Set \(\beta_1 = 0.9\), \(\beta_2 = 0.999\) and do:

\[ \begin{align} g_t &\leftarrow \nabla_\theta f_t(\theta_{t-1})\\ m_t &\leftarrow \beta_1 \cdot m_{t-1} + (1-\beta_1) \cdot g_t\\ v_t &\leftarrow \beta_2 \cdot v_{t-1} + (1-\beta_2) \cdot g_t^2\\ \hat{m_t} &\leftarrow m_t / (1 - \beta_1^t)\\ \hat{v_t} &\leftarrow v_t / (1 - \beta_2^t)\\ \theta_t &\leftarrow \theta_{t-1} - \alpha \cdot \hat{m_t} / (\sqrt{\hat{v_t}} + \epsilon)\\ \end{align} \]

And that’s the Adam optimizer! Note that these moving averages are cheap to compute, and give us full per-parameter adaptive learning rates.

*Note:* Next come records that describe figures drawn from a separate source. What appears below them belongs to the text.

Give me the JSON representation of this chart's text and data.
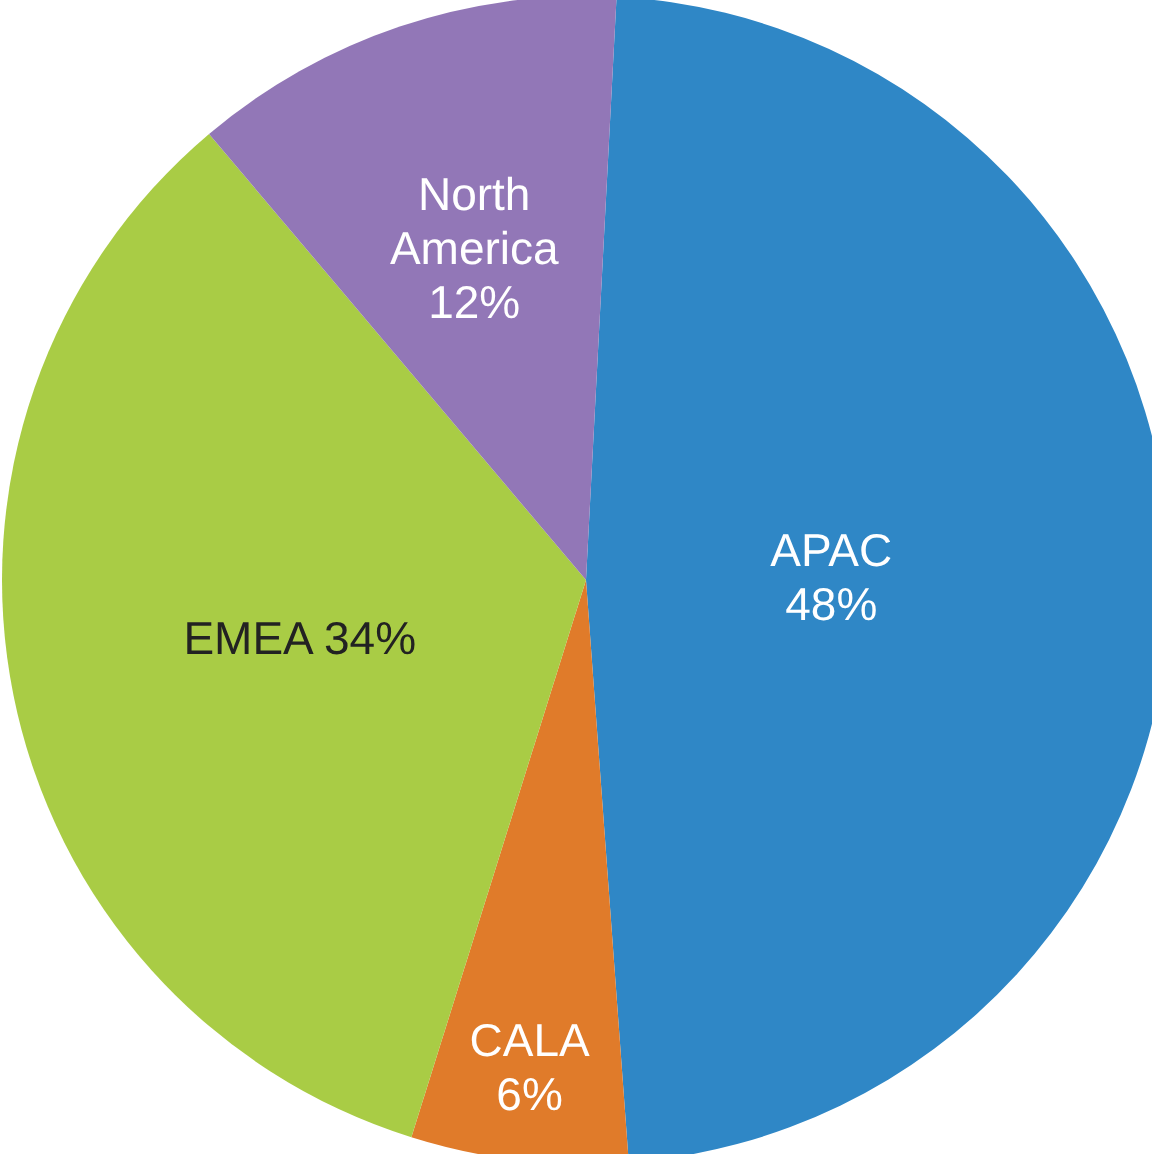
{
  "chart_data": {
    "type": "pie",
    "categories": [
      "APAC",
      "CALA",
      "EMEA",
      "North America"
    ],
    "values": [
      48,
      6,
      34,
      12
    ],
    "value_labels": [
      "48%",
      "6%",
      "34%",
      "12%"
    ],
    "colors": [
      "#2f87c6",
      "#e07b2a",
      "#a9cc45",
      "#9277b7"
    ]
  }
}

Let’s try it out! We’ll start with the same learning rate we used for SGD. And conveniently in pytorch this is a one line change.

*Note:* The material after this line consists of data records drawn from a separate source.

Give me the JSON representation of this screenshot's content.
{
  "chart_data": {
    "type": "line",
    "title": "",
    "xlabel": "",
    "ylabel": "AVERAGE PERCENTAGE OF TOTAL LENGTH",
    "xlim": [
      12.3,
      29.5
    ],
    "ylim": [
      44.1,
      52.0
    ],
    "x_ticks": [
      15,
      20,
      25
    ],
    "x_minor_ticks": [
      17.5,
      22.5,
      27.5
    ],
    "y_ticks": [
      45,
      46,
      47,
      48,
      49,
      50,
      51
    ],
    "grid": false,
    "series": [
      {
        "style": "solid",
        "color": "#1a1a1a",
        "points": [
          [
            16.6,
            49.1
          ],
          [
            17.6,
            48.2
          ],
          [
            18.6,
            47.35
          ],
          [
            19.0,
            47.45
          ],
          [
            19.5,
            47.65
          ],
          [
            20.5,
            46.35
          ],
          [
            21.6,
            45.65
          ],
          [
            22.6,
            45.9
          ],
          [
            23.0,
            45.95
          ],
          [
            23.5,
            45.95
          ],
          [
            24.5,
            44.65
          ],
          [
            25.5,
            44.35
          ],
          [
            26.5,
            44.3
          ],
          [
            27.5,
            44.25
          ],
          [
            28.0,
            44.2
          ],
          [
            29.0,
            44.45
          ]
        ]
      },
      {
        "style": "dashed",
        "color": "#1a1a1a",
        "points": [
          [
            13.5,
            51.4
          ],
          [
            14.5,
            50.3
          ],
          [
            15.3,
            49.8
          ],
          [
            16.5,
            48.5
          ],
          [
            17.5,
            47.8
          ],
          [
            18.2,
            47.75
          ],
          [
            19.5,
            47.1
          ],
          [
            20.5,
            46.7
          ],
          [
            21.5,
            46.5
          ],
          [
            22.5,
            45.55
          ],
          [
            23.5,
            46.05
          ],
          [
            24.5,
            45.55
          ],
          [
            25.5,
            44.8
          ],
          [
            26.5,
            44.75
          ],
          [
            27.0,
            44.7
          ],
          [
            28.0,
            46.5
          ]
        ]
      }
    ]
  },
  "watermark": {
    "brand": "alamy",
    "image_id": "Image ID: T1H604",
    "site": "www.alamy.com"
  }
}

optimizer = optim.Adam(params = model.parameters(), lr = 0.05)

empirical results

Let’s start training!

adam | INFO | 2026-03-01 16:58:54 | starting training:
n_params=23.1M, n_batches=3548, batch_size=4096, context_length=33, tokens_per_batch=135.2K, total_tokens=1.4B
Traceback (most recent call last):
  File "/home/anon/projects/ml2/ml9/adam.py", line 509, in <module>
    main()
  File "/home/anon/projects/ml2/ml9/adam.py", line 506, in main
    train(training_state, logger)
  File "/home/anon/projects/ml2/ml9/adam.py", line 439, in train
    state.log_batch(batch_no + 1, logger)
  File "/home/anon/projects/ml2/ml9/adam.py", line 330, in log_batch
    'train_ppl': round(math.exp(self.train_loss), 3),
                       ^^^^^^^^^^^^^^^^^^^^^^^^^
OverflowError: math range error

Hmmm. Yeah that’s not going to work. Let’s try the default lr=1e-3.